Biblical Archaeology Review 45:6, November/December 2019

Biblical Views: Priscilla—An Extraordinary Early Christian Life

By Ben Witherington III

More than 40 years ago, my wife and I moved to Durham, England, for me to do my doctoral thesis on women in the New Testament. Usually doctoral theses get someone a degree and then are quickly buried in some back room of a library. In my case, the opposite happened, and it led to three books on women in the New Testament for Cambridge University Press, one of which became their best-selling scholarly New Testament monograph ever.1 A significant portion of those books was devoted to Paul’s female coworkers—Phoebe, Junia, Mary, and others, but clearly the most frequently mentioned one in the New Testament is Priscilla.
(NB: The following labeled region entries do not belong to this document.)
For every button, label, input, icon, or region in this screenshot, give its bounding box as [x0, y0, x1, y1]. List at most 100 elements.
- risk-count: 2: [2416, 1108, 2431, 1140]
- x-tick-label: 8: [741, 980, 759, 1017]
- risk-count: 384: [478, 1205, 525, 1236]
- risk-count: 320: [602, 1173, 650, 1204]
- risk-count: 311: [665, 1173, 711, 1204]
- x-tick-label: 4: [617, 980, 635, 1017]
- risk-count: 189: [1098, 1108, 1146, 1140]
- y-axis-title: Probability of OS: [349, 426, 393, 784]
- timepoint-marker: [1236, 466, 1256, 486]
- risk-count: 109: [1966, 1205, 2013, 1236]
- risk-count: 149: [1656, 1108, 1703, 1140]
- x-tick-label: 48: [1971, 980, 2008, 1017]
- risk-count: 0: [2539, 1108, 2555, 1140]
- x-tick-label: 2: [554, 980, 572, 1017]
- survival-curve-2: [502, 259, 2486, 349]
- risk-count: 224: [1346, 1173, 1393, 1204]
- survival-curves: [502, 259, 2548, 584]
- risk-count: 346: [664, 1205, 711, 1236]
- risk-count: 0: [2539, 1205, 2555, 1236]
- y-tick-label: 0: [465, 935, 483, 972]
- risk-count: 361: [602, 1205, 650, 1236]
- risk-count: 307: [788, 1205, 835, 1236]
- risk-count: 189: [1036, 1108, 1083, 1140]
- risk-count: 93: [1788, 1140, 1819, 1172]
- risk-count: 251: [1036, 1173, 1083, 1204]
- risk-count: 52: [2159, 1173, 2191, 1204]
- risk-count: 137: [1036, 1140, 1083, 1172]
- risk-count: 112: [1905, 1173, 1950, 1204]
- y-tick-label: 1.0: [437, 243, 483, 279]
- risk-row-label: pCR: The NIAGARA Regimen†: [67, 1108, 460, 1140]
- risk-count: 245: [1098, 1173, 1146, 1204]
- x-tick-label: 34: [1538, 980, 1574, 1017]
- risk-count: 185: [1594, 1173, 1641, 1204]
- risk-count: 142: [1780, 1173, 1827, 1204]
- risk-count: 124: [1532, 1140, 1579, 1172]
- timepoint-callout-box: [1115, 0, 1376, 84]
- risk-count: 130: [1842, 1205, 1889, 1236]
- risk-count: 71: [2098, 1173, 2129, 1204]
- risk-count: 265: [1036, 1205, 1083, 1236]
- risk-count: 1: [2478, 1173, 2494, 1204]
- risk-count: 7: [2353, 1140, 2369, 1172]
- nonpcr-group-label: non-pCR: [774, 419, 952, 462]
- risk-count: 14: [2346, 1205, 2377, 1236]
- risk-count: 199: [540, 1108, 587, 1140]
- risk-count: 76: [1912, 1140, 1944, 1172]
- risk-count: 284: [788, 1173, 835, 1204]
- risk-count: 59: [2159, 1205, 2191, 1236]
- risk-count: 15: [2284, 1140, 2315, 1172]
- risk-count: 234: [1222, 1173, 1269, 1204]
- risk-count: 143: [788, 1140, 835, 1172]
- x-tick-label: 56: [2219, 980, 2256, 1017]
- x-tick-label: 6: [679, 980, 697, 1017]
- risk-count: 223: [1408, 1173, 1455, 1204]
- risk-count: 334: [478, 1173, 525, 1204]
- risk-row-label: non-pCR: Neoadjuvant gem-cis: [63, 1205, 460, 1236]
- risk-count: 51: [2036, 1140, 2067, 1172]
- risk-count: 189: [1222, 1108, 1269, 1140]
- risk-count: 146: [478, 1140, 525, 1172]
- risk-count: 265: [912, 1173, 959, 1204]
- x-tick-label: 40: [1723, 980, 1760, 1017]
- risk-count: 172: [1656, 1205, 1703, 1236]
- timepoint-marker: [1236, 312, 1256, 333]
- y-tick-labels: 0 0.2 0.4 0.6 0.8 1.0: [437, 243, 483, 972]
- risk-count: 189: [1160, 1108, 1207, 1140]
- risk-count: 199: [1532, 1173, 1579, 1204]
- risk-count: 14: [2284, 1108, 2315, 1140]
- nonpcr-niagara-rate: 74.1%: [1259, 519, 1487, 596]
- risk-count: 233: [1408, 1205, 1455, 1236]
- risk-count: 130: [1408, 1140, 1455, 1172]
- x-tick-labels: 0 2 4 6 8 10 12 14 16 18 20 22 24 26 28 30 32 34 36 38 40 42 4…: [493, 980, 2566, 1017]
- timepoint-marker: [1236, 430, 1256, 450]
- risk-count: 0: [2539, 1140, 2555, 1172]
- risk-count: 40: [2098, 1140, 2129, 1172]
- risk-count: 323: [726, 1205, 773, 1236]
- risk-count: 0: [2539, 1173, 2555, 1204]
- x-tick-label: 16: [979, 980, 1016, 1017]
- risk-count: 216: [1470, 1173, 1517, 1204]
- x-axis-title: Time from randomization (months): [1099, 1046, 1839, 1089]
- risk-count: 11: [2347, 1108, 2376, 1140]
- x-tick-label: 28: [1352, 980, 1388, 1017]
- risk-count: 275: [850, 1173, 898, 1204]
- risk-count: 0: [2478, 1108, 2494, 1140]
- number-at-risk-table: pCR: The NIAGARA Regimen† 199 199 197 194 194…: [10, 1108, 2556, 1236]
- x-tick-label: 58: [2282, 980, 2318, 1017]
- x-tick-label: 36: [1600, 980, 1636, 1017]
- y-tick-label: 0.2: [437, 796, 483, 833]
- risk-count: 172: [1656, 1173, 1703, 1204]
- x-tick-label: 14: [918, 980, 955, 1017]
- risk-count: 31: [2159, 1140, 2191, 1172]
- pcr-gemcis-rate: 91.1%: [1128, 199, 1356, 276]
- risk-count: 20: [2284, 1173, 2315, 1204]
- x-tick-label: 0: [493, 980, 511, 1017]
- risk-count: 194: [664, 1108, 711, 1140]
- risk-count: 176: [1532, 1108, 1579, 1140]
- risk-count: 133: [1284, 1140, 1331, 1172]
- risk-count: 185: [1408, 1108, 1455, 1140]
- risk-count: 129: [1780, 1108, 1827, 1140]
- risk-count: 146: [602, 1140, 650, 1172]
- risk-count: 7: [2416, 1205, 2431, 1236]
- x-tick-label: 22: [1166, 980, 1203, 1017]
We find her in Corinth, Ephesus, and Rome working for and with Paul and with her husband, Aquila.

Why? Why such prominence?

Let’s start with her name: Priscilla, or the shortened form, Prisca. This is a famous Roman name, after which a catacomb in Rome is even named. I suspect the Priscilla in the New Testament had some connection with the Priscilla gens (“clan”), but we also know she was a Jewess who had a trade with her husband. They were expelled from Rome in the 40s C.E. presumably because of their witnessing about Jesus in Jewish circles and causing some turmoil (see Acts 18).